Eu acho que as gerações, hoje, com relação à minha, que vivi a juventude nos anos 1980, têm uma discussão da diversidade sexual, da diversidade humana, do poder se assumir, primeiramente para si mesmo e socialmente. Têm tido um grande avanço, sobretudo nos grandes centros urbanos, onde poderia haver uma maior abertura, mas o desafio também é interiorizar essas lutas, essas visibilidades em contextos bem mais conservadores e onde a repressão, a violência permanecem fortes. A gente vive um momento de muita violência contra os LGBTQIA+. O Brasil é o primeiro país do mundo que mais mata LGBTs, é o quinto país do mundo que mais pratica feminicídios e violência contra as mulheres. E em particular as mulheres lésbicas têm sido vítimas de muitas violências, discriminações, simbólicas, psicológicas, físicas, estupros corretivos.
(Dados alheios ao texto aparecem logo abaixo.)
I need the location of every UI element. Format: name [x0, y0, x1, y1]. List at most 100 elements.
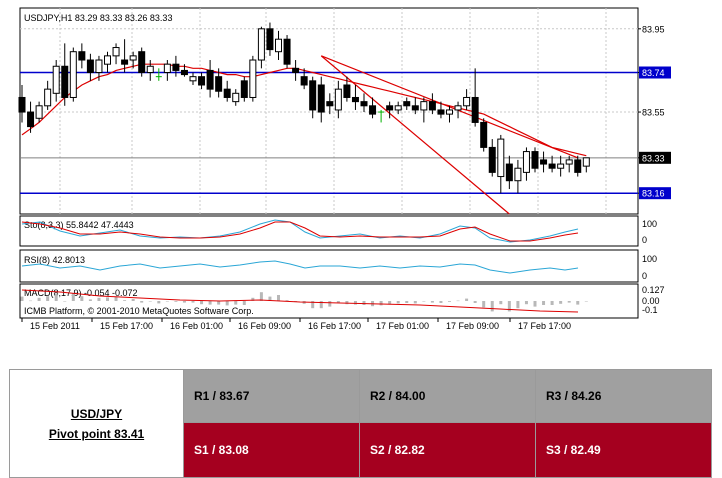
candle [198, 72, 206, 90]
candle [420, 97, 428, 123]
candle [257, 26, 265, 69]
macd-bar [388, 301, 392, 305]
resistance-r3: R3 / 84.26 [535, 369, 712, 423]
candle [522, 147, 530, 181]
candle [403, 97, 411, 110]
candle [206, 60, 214, 98]
rsi-tick-low: 0 [642, 271, 647, 281]
x-tick-label: 16 Feb 01:00 [170, 321, 223, 330]
macd-bar [148, 301, 152, 302]
macd-bar [208, 301, 212, 305]
candle [146, 60, 154, 81]
macd-bar [20, 296, 24, 301]
macd-bar [430, 301, 434, 303]
x-tick-label: 15 Feb 2011 [30, 321, 80, 330]
macd-tick-low: -0.1 [642, 305, 658, 315]
macd-bar [524, 301, 528, 305]
macd-bar [182, 301, 186, 303]
candle [240, 76, 248, 102]
candle [86, 53, 94, 81]
candle [78, 43, 86, 69]
rsi-label: RSI(8) 42.8013 [24, 255, 85, 265]
candle [27, 101, 35, 133]
candle [488, 139, 496, 177]
macd-bar [422, 301, 426, 302]
x-tick-label: 17 Feb 17:00 [518, 321, 571, 330]
macd-bar [559, 301, 563, 304]
candle [61, 43, 69, 106]
rsi-tick-high: 100 [642, 254, 657, 264]
candle [334, 80, 342, 119]
macd-bar [242, 301, 246, 305]
candle [104, 51, 111, 73]
macd-bar [533, 301, 537, 307]
macd-bar [37, 297, 41, 301]
macd-bar [465, 298, 469, 301]
price-tick-label: 83.95 [642, 24, 665, 34]
x-tick-label: 17 Feb 09:00 [446, 321, 499, 330]
macd-bar [576, 301, 580, 305]
macd-bar [499, 301, 503, 305]
support-s2: S2 / 82.82 [359, 422, 536, 478]
candle [283, 35, 291, 69]
candle [505, 155, 513, 190]
x-tick-label: 16 Feb 17:00 [308, 321, 361, 330]
candle [189, 72, 197, 85]
candle [180, 64, 188, 77]
macd-bar [567, 301, 571, 303]
macd-bar [328, 301, 332, 307]
price-tag [639, 151, 671, 164]
macd-bar [439, 301, 443, 303]
candle [343, 76, 351, 102]
macd-bar [106, 297, 109, 301]
resistance-r1: R1 / 83.67 [183, 369, 360, 423]
candle [300, 68, 308, 90]
candle [326, 93, 334, 115]
macd-bar [217, 301, 221, 305]
macd-tick-high: 0.127 [642, 285, 665, 295]
macd-bar [200, 301, 204, 305]
candle [497, 134, 505, 194]
candle [223, 80, 231, 102]
macd-bar [584, 301, 588, 302]
macd-bar [268, 296, 272, 301]
stochastic-label: Sto(8,3,3) 55.8442 47.4443 [24, 220, 134, 230]
macd-bar [46, 296, 50, 301]
macd-bar [191, 301, 195, 303]
x-tick-label: 16 Feb 09:00 [238, 321, 291, 330]
macd-bar [353, 301, 357, 305]
macd-bar [131, 299, 135, 301]
price-tag [639, 66, 671, 79]
macd-bar [550, 301, 554, 305]
stochastic-signal-line [21, 221, 579, 242]
macd-bar [165, 301, 169, 302]
candle [394, 101, 402, 115]
x-tick-label: 15 Feb 17:00 [100, 321, 153, 330]
candle [112, 43, 120, 65]
macd-bar [311, 301, 315, 309]
candle [351, 84, 359, 110]
macd-bar [490, 301, 494, 312]
candle [266, 22, 274, 56]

Eu acredito que as novas gerações estão podendo se expressar de forma mais livre, mas sempre sujeitas a muita violência, por conta do nosso conservadorismo, por conta da LGBTfobia tão vigente na nossa sociedade. A violência lesbofóbica e a rejeição familiar ainda são realidades marcantes na vida de nossas jovens, seja da periferia, das cidades, das comunidades quilombolas, negras, trans, lésbicas cis. A liberdade de expressão afetiva varia muito, de acordo com a classe social, a raça, o território, religião, o que mostra que estas interseccionalidades precisam ser consideradas. Essa imbricação classe, raça, território, religião tem que ser considerada. A gente não pode pensar uma sociedade livre de preconceitos e discriminações pensando uma sociedade estruturalmente racista, classista, LGBTfóbica. A gente tem que pensar essas relações estruturadas e conectadas.

As novas gerações estão, ao meu ver, mais fortalecidas, elas dão a cara, elas podem se expressar mais, mas ainda enfrenta muitas barreiras estruturais para viverem plenamente seus afetos, com liberdade, com segurança, autonomia, onde a gente possa viver numa sociedade livre de violência, onde a gente possa se expressar, onde o amor e os afetos possam ser livres, independentemente das escolhas que a gente possa fazer, da nossa orientação sexual.